The crossbow, based on the traditional bow, is a mechanical device that shoots projectiles called bolts. It’s capable of cleanly taking down the biggest North American game, and it can be deadly accurate.
The crossbow is used in many states for many different types of hunting. While it is banned for use in some states, depending on what you hunt, the hunting crossbow is one of the most uniquely used hunting tools on today’s market.
While you won’t get many bowhunting tips in this article, you will definitely learn the basics of how to shoot a crossbow once you’ve found the right crossbow for your hunting expeditions.
Step 1: Cock the Bow
Cocking the crossbow takes a little patience to learn. There two methods for cocking the bow: Manual and crank-operated.
To cock the bow manually, put your foot in the stirrup at the front of the bow and pull the crossbow string back evenly across both sides of the barrel until it is cocked.
This is something of a chore with modern hunting crossbows, which unlike common recurve bows or compound bows, have draw weights over 150 lbs. If you don’t pull straight you can misalign the bow and your aim will be off.
A rope cocking tool can make the manual cocking process easier, helps center the string better, and is recommended by a lot of hunters. A rope cocker is essentially a simple pulley system.
To use a rope cocker, first get the cocker into position, insert your foot into the stirrup, grab the rope cocker’s pull handles, and pull the handles up until the crossbow string is cocked. Once it’s cocked, store the rope cocker until you need it again.

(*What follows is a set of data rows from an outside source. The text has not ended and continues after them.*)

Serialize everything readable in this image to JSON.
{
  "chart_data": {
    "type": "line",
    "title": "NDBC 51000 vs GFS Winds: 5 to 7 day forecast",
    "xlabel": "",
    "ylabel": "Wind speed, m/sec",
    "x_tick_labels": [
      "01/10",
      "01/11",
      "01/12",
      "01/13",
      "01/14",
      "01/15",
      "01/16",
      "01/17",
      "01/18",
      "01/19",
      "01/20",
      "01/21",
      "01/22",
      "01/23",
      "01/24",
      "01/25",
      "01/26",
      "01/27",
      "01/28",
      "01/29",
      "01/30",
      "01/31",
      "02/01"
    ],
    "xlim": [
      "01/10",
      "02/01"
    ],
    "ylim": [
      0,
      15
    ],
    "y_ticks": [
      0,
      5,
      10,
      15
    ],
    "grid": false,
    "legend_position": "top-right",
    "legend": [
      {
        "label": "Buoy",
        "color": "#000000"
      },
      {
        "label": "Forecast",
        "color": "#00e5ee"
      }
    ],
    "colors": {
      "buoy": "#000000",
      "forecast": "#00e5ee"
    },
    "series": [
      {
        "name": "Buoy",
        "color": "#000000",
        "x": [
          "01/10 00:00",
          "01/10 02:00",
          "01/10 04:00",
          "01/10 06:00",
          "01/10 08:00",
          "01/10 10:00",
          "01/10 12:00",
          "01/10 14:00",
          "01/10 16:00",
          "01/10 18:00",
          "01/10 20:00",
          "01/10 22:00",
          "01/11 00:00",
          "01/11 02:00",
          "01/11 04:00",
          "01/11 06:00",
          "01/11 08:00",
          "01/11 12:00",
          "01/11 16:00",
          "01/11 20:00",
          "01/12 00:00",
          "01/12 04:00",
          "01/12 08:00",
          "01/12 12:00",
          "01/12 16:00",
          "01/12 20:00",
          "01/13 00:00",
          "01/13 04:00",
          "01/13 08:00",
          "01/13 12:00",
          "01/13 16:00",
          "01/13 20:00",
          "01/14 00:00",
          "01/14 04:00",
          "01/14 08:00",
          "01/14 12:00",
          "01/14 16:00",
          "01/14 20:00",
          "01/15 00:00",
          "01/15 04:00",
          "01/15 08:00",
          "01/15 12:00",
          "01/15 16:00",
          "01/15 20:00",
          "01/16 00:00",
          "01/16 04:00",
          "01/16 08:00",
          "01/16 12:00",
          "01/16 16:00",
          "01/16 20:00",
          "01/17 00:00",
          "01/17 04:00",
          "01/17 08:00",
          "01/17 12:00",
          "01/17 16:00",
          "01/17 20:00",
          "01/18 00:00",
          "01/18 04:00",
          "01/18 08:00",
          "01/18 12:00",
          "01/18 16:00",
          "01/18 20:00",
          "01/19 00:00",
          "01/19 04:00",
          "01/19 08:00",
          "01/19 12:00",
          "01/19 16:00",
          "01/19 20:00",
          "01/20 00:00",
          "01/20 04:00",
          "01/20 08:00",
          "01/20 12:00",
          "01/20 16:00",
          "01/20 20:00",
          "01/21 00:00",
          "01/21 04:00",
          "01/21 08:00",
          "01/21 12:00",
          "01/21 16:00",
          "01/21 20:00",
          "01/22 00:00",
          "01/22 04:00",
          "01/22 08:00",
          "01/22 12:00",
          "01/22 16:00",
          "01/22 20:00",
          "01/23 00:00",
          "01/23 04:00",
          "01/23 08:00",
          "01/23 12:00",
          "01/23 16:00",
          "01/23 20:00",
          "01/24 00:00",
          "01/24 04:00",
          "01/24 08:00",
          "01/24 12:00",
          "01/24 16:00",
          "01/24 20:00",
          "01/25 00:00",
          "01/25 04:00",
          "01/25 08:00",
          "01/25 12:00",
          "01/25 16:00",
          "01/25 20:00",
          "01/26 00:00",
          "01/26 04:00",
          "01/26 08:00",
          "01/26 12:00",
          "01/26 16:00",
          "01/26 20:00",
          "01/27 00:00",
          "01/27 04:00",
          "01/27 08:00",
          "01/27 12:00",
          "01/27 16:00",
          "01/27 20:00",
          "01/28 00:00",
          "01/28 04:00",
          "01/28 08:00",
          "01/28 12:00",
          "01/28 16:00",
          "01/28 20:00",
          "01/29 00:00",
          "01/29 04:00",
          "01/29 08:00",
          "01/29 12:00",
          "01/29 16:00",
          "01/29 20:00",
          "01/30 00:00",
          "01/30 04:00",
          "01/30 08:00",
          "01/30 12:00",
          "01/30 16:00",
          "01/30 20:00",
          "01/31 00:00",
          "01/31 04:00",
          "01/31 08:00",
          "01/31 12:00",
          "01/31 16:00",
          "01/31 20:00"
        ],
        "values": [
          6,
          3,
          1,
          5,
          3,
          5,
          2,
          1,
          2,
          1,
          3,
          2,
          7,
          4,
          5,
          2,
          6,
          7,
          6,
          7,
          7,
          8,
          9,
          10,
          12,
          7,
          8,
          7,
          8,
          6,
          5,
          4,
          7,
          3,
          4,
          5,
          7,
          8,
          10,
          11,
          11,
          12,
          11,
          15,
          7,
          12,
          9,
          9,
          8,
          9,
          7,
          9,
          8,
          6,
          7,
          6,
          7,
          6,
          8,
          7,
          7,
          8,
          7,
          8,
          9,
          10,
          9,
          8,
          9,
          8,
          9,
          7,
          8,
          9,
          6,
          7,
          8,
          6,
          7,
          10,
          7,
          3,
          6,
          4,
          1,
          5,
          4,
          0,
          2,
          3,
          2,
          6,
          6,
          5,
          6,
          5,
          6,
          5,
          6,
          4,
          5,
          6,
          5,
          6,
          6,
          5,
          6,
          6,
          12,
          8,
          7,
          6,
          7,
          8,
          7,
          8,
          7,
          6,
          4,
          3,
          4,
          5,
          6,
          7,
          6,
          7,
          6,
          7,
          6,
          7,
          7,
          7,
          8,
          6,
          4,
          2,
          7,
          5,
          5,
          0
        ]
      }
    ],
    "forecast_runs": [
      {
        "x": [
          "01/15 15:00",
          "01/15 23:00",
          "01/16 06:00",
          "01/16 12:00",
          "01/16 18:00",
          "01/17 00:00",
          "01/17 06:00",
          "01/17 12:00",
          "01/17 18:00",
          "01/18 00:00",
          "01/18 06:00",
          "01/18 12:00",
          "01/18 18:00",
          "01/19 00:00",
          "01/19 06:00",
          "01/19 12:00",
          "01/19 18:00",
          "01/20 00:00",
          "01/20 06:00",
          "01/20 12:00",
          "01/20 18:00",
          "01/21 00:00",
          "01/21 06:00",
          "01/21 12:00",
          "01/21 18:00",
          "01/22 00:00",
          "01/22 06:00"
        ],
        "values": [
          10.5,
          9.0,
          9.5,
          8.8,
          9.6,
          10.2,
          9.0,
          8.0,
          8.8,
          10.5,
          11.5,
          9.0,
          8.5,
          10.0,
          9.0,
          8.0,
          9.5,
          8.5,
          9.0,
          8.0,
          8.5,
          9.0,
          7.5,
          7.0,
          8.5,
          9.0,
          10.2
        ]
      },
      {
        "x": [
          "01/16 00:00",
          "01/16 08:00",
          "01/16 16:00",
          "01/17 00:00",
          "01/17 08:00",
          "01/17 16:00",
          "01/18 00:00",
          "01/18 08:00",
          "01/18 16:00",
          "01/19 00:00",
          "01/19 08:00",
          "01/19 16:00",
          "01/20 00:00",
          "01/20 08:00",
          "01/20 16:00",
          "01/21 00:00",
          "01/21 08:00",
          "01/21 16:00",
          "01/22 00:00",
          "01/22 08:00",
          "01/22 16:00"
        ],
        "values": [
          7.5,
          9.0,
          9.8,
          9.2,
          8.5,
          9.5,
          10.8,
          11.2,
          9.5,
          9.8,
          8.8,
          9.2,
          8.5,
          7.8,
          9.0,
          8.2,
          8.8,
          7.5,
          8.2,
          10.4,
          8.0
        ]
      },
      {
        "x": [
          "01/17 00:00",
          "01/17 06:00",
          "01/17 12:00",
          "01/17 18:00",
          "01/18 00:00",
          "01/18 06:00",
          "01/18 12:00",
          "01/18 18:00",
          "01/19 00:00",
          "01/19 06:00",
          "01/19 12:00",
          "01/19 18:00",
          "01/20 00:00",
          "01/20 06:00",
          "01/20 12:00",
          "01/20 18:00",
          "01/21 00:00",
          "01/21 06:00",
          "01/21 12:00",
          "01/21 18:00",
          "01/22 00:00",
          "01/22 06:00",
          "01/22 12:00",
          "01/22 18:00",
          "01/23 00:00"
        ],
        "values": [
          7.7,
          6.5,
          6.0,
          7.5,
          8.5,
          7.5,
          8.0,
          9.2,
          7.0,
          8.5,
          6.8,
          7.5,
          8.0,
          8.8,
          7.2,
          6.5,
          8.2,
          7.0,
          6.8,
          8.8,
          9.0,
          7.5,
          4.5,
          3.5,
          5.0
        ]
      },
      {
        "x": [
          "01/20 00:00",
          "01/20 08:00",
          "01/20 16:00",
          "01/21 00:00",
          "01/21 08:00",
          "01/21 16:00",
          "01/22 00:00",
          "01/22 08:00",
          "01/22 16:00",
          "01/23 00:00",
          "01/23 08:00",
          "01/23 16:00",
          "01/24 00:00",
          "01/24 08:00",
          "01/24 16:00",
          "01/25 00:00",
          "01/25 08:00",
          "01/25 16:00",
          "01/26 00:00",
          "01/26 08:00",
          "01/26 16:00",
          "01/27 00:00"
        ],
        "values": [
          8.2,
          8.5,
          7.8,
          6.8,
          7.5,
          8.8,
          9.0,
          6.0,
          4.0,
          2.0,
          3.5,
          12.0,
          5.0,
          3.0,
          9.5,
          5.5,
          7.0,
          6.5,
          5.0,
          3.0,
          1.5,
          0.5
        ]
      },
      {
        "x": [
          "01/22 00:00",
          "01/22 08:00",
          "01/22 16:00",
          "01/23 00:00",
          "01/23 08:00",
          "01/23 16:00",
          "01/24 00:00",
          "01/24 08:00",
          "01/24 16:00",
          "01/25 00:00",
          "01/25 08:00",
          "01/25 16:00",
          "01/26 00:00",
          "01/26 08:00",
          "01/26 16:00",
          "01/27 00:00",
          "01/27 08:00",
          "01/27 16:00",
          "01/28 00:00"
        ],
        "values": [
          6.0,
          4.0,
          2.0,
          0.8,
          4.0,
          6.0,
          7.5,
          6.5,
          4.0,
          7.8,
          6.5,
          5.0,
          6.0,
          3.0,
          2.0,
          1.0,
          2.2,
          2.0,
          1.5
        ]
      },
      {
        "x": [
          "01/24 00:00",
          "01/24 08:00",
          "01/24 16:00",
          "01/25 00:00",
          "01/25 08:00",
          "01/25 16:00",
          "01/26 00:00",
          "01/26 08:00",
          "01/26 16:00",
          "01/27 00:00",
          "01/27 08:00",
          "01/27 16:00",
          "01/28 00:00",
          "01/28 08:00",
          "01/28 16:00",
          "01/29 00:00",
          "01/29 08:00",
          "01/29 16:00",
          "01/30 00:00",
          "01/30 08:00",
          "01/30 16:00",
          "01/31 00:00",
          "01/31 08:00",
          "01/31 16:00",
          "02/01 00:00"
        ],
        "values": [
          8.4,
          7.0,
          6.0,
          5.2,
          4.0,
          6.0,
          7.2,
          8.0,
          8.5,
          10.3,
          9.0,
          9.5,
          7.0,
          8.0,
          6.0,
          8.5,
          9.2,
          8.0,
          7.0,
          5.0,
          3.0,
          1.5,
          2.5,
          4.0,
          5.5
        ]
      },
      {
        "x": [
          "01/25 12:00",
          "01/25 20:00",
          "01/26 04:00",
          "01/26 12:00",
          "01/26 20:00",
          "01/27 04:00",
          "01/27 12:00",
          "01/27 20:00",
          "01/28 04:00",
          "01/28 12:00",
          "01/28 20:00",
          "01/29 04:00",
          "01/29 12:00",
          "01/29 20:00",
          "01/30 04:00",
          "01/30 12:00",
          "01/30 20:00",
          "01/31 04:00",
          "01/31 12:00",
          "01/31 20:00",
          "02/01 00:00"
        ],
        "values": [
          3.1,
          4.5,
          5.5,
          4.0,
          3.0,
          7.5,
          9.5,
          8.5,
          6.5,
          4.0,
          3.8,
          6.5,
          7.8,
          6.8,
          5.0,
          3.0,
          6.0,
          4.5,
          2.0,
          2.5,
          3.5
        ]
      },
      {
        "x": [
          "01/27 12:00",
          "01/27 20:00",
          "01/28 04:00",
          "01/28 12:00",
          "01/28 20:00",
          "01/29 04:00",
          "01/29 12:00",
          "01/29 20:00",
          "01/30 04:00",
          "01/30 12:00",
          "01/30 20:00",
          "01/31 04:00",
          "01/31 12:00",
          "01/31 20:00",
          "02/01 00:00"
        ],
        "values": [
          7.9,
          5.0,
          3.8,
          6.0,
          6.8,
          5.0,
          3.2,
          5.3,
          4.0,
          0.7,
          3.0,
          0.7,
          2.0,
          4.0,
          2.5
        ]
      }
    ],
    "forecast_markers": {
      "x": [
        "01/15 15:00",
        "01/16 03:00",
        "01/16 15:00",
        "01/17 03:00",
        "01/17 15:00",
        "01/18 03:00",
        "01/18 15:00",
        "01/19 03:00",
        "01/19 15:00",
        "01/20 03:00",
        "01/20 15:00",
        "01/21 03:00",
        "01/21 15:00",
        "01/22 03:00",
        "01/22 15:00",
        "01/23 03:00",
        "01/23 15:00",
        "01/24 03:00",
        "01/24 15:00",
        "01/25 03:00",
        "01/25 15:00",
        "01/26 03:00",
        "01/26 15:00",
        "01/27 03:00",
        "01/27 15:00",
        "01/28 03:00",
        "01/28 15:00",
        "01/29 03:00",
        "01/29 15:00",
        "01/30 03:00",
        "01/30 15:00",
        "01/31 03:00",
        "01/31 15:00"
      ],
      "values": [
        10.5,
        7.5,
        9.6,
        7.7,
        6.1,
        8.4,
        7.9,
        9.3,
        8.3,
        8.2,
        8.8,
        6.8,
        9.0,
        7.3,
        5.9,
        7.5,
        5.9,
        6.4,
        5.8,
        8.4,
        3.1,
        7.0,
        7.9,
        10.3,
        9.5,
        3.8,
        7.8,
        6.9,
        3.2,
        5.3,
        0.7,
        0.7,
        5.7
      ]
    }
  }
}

A crossbow crank will definitely be easier to use than manual cocking, but it will take longer. A lot longer, so if you’re in a hurry the crank isn’t the way to go.
A crossbow crank is nothing more than a winch. Some cranks are separate devices, and some are integrated into the bow. To crank cock a crossbow, engage the crank, and turn it until the string is cocked. Then put the crank back into place, or into its holder.
Step 2: Load the Bow
Once the crossbow is fully cocked, place an arrow in the barrel of the crossbow, aligning the cock vane of the arrow in the barrel channel. Nock the arrow securely into place.
Step 3: Aim
Hunting crossbows are equipped with a sight pin arrangement or mount scope through which to aim, such as an optical scope with a reticle. You need to sight in, and prepare to shoot.
But first… A word of warning: Make sure there are no obstructions that could get in the way of the limbs when they snap forward or injury is likely. Similarly, do not wrap your thumb around the crossbow forearm.
Step 4: Shoot
Once you have the target sighted, squeeze the trigger just as you would a rifle’s, keeping the target aligned in your sights. As you squeeze tighter you’ll hear the pop of the trigger release as the bow fires and the bolt hurtles toward the target.
Getting your scope set up properly with your crossbow will take some adjustments, much like the adjustments you make to your rifle. But once its sighted in and you’re hitting the bullseye, you’re ready for action!